Pada akhirnya, saya mulai berdamai. Mungkin memang tidak semua orang terjaga karena kopi. Mungkin, dalam tubuhku, kafein hanya mengaktifkan separuh sistem siaga, sementara separuh lainnya telah terprogram untuk menyerah ketika berhadapan dengan deretan huruf. Maka, saya tidak lagi terlalu berharap pada kopi. Saya mencoba mengatur waktu kerja berdasarkan jam tubuh, membaca dengan diselingi aktivitas ringan, dan mengakui satu hal penting: bahwa tubuh memiliki cara bijaknya sendiri untuk menjaga keseimbangan antara produktivitas dan istirahat.

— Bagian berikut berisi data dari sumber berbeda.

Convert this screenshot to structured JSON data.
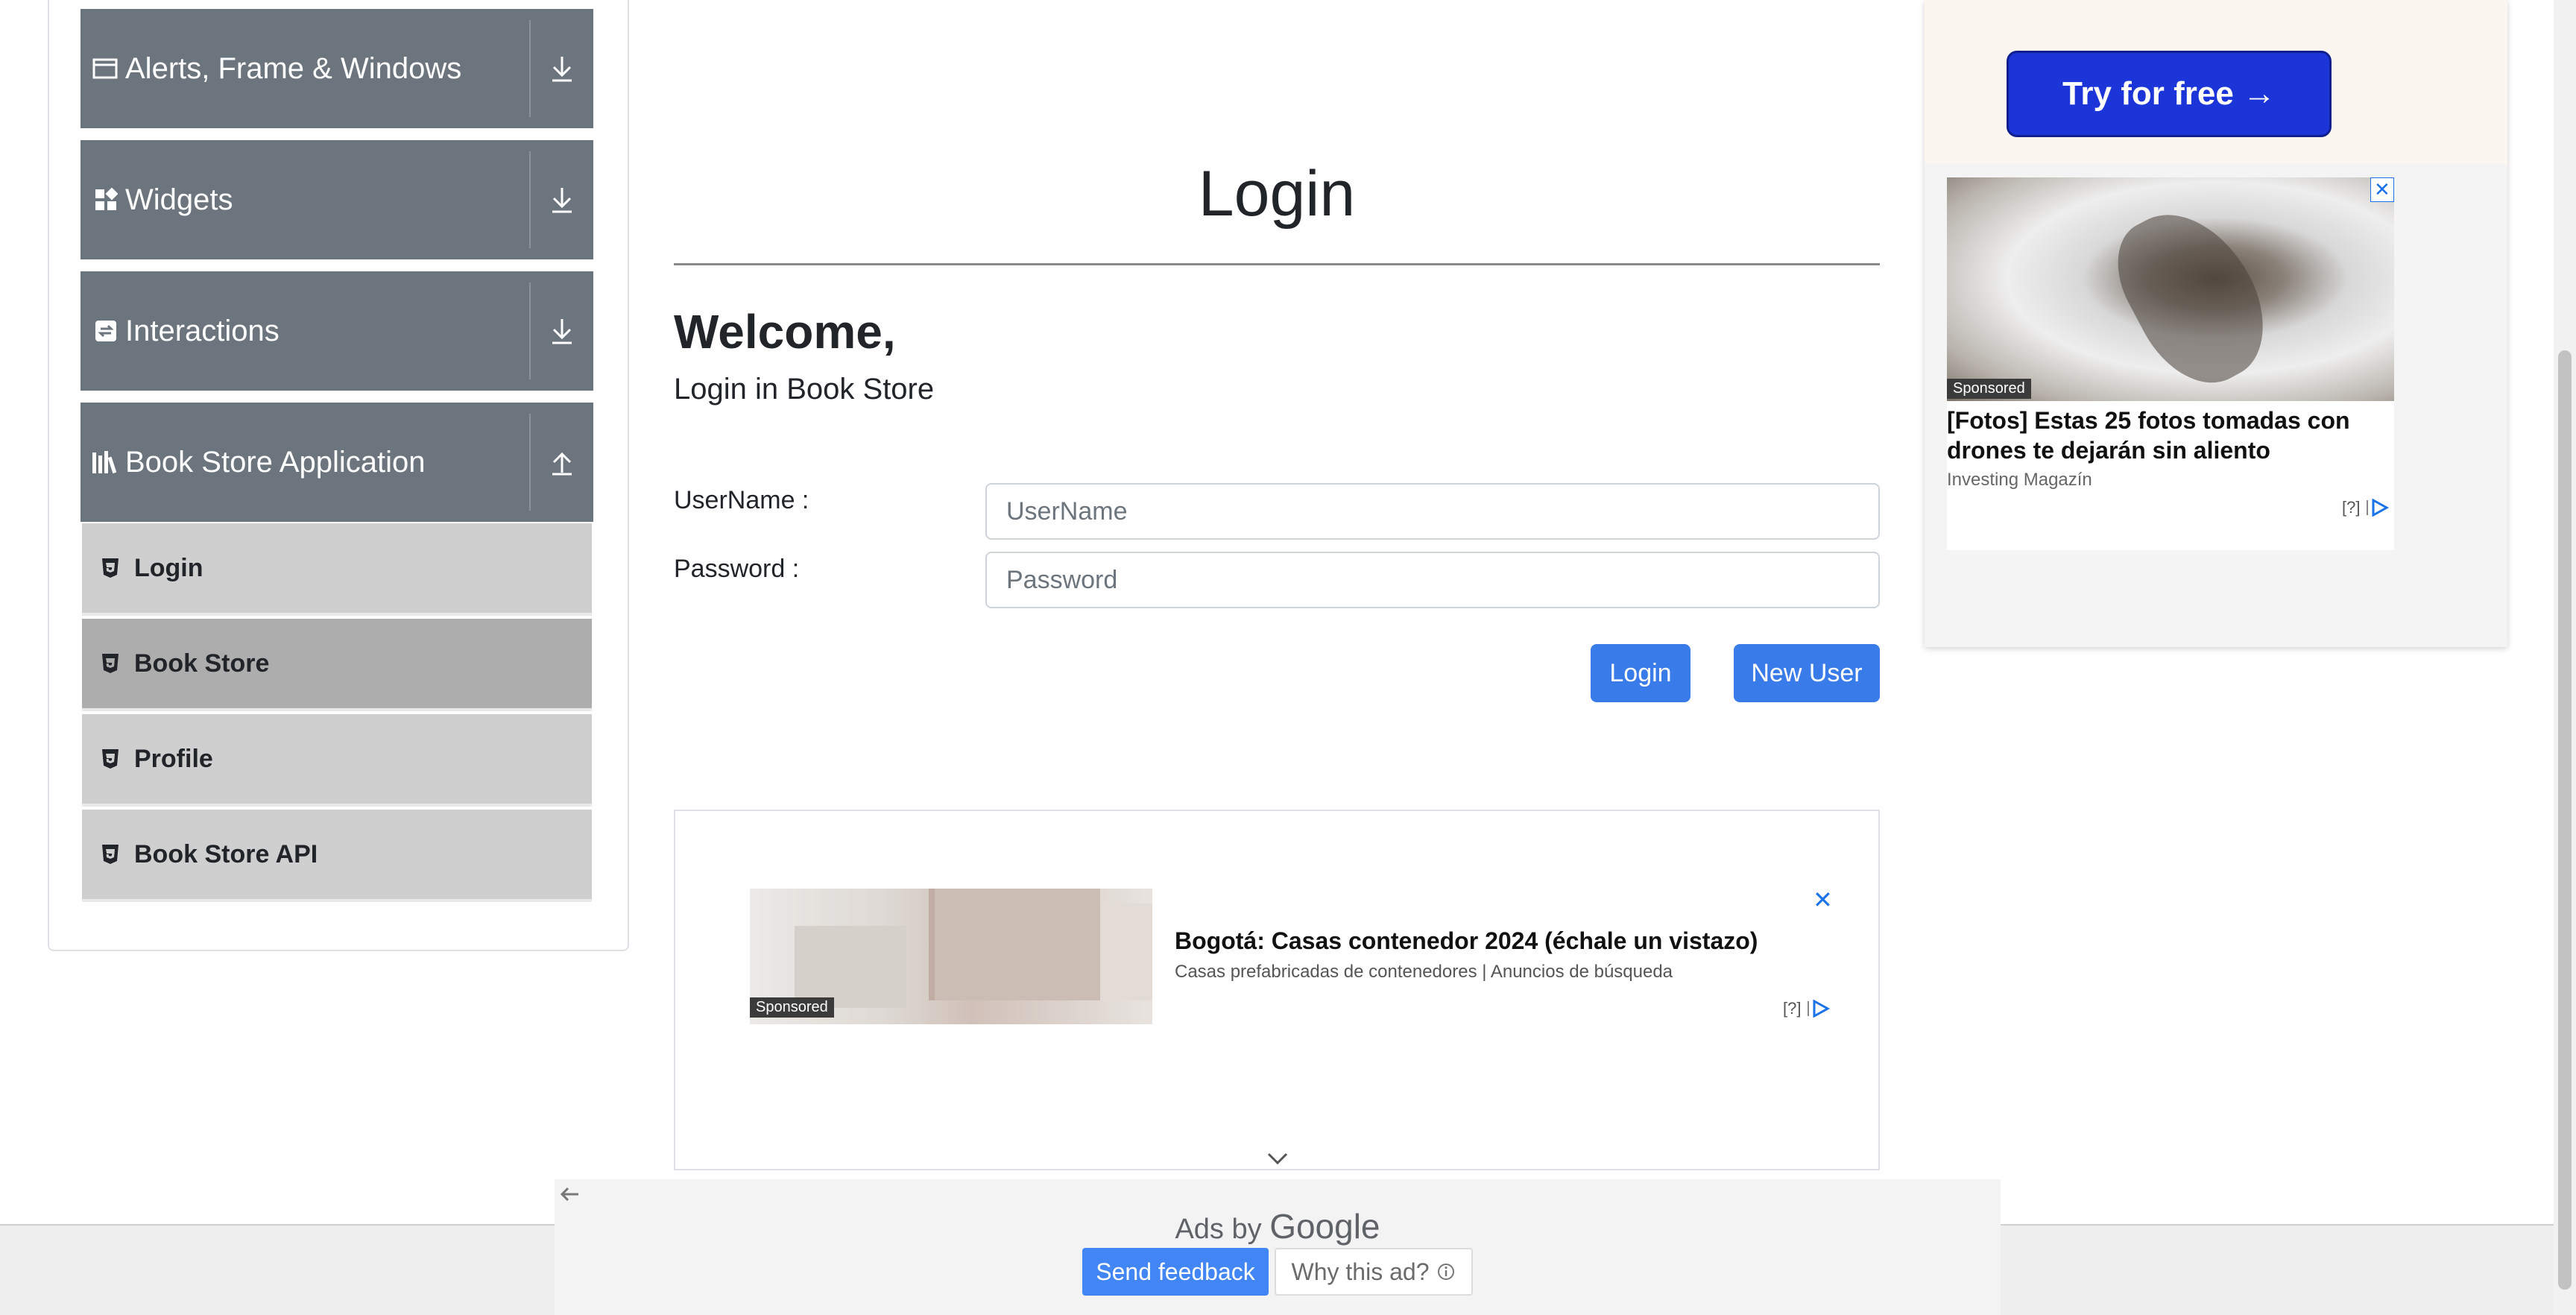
{
  "sidebar": {
    "groups": [
      {
        "label": "Alerts, Frame & Windows",
        "icon": "window-icon",
        "toggle": "download-arrow-icon"
      },
      {
        "label": "Widgets",
        "icon": "widgets-icon",
        "toggle": "download-arrow-icon"
      },
      {
        "label": "Interactions",
        "icon": "interactions-icon",
        "toggle": "download-arrow-icon"
      },
      {
        "label": "Book Store Application",
        "icon": "books-icon",
        "toggle": "upload-arrow-icon"
      }
    ],
    "items": [
      {
        "label": "Login",
        "active": false
      },
      {
        "label": "Book Store",
        "active": true
      },
      {
        "label": "Profile",
        "active": false
      },
      {
        "label": "Book Store API",
        "active": false
      }
    ]
  },
  "main": {
    "title": "Login",
    "welcome": "Welcome,",
    "subtitle": "Login in Book Store",
    "username_label": "UserName :",
    "username_placeholder": "UserName",
    "password_label": "Password :",
    "password_placeholder": "Password",
    "login_button": "Login",
    "new_user_button": "New User"
  },
  "bottom_ad": {
    "title": "Bogotá: Casas contenedor 2024 (échale un vistazo)",
    "description": "Casas prefabricadas de contenedores | Anuncios de búsqueda",
    "sponsored": "Sponsored",
    "info": "[?]",
    "close": "✕"
  },
  "right_ad": {
    "cta": "Try for free →",
    "sponsored": "Sponsored",
    "title": "[Fotos] Estas 25 fotos tomadas con drones te dejarán sin aliento",
    "source": "Investing Magazín",
    "info": "[?]",
    "close": "✕"
  },
  "ads_by_google": {
    "prefix": "Ads by",
    "brand": "Google",
    "send_feedback": "Send feedback",
    "why_this_ad": "Why this ad?"
  },
  "colors": {
    "sidebar_header": "#6c757d",
    "sidebar_item": "#cfcfcf",
    "sidebar_item_active": "#adadad",
    "primary": "#3a7bea",
    "try_button": "#1c35d8",
    "feedback_button": "#4285f4"
  }
}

Narasi ini bukan sekadar curhat personal, tetapi cermin bagi kita semua yang hidup dalam budaya literasi namun diam-diam ditaklukkan oleh kantuk. Ini adalah ajakan untuk memahami tubuh, menghormati ritme sirkadian, dan merancang ulang cara kita membaca dan bekerja. Mungkin memang saatnya kita berhenti menyalahkan kopi pahit, dan mulai bertanya: apakah huruf-huruf ini terlalu akrab dengan tidur kita?

Dan malam ini, seperti biasa, aku menyeduh kopi pahit, menatap layar, dan bersiap menatap huruf demi huruf. Bukan untuk berjaga, tapi mungkin untuk berdamai. Karena dalam setiap huruf, ada janji tidur yang lebih manis daripada gula.